Стена над кроватью посветлела и вывела сама на себе шрифтом для слепых: «Температура 35,3, пульс 60, очаги поражения ликвидированы». На стене быстро проявилась схематичная человеческая фигура сине-красного цвета, где синенькие места обозначали здоровое состояние органов, а красные – больное. Красных мест осталось совсем мало. Я выключила музыку штурмановского мозга, постучала по пульту рядом с кроватью, программируя лечебные процедуры на следующий час, и радостно сообщила:
- Ты теперь почти совсем синий! Скоро уже можно будет вставать.
Штурман фыркнул и попытался тряхнуть косичками, но этого у него не вышло: заботливая гигиеническая система расплела, вымыла и гладко расчесала ему волосы, любовно отрезав секущиеся концы.
- Ну, если синева признак здоровья, тогда я могу встать хоть сейчас.
- У тебя упадок сил, - пристрожилась я. – Тебе надо больше есть. И спать.
- Куда больше? – ужаснулся штурман. – Я же тут ничем другим не занимаюсь, а пока музыка мозгов играла, даже пришлось не думать – когда начинаешь усиленно мыслить, этот так себе музон превращается в такую какафонию…
- Количество сказанных вами слов превышает дневную норму, - запищала больница. – Рекомендуется усиленный отдых…
- Валька, сделай что-нибудь! – застонал штурман.

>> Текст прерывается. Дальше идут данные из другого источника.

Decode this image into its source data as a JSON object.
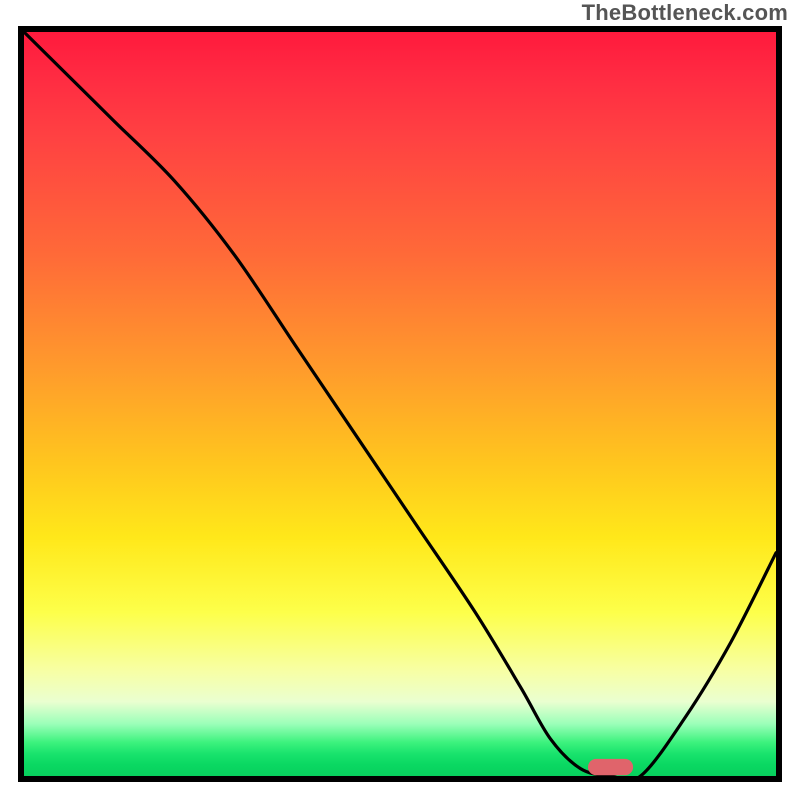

- Заткнись, теперь я здесь хозяйка! – гаркнула я больнице и добавила повежливей:
- Просьба не подавать речевых реплик, идет медицинский осмотр.
Больница грустно пискнула и побелела от огорчения.
- Ну, как там дела? – поинтересовался штурман.
- Вроде бы все улучшается. Как хорошо, что ты тогда подсказал нам сделать фильтрацию!
- Я бы еще много чего подсказал, если б вы меня не усыпили, - заметил штурман.
- А откуда ты про это знал? – осторожно задала я долго мучивший меня вопрос.
- Чего ж я должен не знать, как устроен мой корабль! – удивился штурман и вдруг, вздрогнув, посмотрел на меня с каким-то пытливым выражением в глазах. Тихая музыка, на которую был положен его пульс, резко убыстрила темп. Больница мигнула, но ничего не вякнула и злобно написала на всех стенах огромными черными буквами: «Больному нельзя волноваться».